Advised individual pensions and drawdown sales rose to £1.8bn, which was a 17 per cent increase from £1.5bn at the same time last year.
Group chief executive Phil Loney says the business is seeing a new trend in the auto-enrolment market.
He says: “As the auto-enrolled market matures we are beginning to see a new trend; the growth of a secondary market as advisers recommend schemes move to take advantage of better quality scheme administration or investment options.
“Royal London has benefited from this trend, taking on schemes that have already auto-enrolled with other providers. This ‘flight to quality’ introduces competition to the market and will result in better outcomes for scheme members.”

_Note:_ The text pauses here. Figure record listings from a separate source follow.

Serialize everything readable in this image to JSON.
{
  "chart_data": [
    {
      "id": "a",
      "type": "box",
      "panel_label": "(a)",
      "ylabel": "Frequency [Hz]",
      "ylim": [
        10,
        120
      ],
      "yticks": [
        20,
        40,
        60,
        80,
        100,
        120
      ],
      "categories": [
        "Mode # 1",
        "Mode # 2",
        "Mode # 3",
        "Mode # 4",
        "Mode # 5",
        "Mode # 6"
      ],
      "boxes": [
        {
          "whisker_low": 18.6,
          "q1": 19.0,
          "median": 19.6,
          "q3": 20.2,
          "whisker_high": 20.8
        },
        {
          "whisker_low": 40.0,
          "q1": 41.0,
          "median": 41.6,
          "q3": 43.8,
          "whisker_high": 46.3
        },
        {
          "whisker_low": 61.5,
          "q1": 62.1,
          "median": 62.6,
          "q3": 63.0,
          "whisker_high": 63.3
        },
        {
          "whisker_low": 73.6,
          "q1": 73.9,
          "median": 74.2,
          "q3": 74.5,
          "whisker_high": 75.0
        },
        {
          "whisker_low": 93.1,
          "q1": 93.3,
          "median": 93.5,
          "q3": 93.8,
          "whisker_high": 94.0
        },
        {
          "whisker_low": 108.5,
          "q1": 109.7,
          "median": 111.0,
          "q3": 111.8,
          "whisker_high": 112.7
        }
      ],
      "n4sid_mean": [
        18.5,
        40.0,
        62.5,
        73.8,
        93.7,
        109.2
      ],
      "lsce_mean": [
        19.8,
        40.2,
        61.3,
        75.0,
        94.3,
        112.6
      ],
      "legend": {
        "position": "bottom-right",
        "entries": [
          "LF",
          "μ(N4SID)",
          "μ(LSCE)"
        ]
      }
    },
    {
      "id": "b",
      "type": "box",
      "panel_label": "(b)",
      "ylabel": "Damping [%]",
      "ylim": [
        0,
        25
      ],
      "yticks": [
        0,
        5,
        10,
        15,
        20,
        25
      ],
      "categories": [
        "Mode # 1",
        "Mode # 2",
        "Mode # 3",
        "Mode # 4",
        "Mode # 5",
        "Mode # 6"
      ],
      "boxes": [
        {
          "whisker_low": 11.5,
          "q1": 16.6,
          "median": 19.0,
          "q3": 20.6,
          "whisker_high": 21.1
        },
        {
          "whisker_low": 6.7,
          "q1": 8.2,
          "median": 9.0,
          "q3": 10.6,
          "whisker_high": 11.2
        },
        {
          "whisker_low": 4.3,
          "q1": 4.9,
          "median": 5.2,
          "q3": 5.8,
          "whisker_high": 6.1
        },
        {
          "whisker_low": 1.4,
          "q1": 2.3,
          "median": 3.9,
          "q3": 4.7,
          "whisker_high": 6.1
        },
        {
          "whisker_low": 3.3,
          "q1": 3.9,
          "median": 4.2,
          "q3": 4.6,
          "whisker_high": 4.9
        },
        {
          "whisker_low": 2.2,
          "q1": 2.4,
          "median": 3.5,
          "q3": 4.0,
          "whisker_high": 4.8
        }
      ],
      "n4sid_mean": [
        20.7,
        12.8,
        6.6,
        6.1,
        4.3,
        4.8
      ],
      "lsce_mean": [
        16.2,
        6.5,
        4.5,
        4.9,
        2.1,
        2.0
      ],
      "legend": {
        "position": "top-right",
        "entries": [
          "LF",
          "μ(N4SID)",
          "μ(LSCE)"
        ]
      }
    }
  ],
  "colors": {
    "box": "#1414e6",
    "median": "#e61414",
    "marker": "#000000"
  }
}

In the direct-to-consumer division, new life and pensions business rose from £83m in the first half of 2015 to £160m this year, a 93 per cent increase.
Royal London Asset Management saw inflows grow to £2.3bn to 31 June, compared with £1.9bn for the same period last year.
Funds under management rose 11 per cent to £93.8bn compared to £84.5bn at the end of last year.
Loney adds: “Today we are announcing a strong set of results delivered against the uncertain backdrop of the UK referendum on EU membership and continuing low interest rates.
“Despite the reduction in interest rates, profit margins have held up well, allowing continued investment in the business to support the development of our product and servicing capabilities.”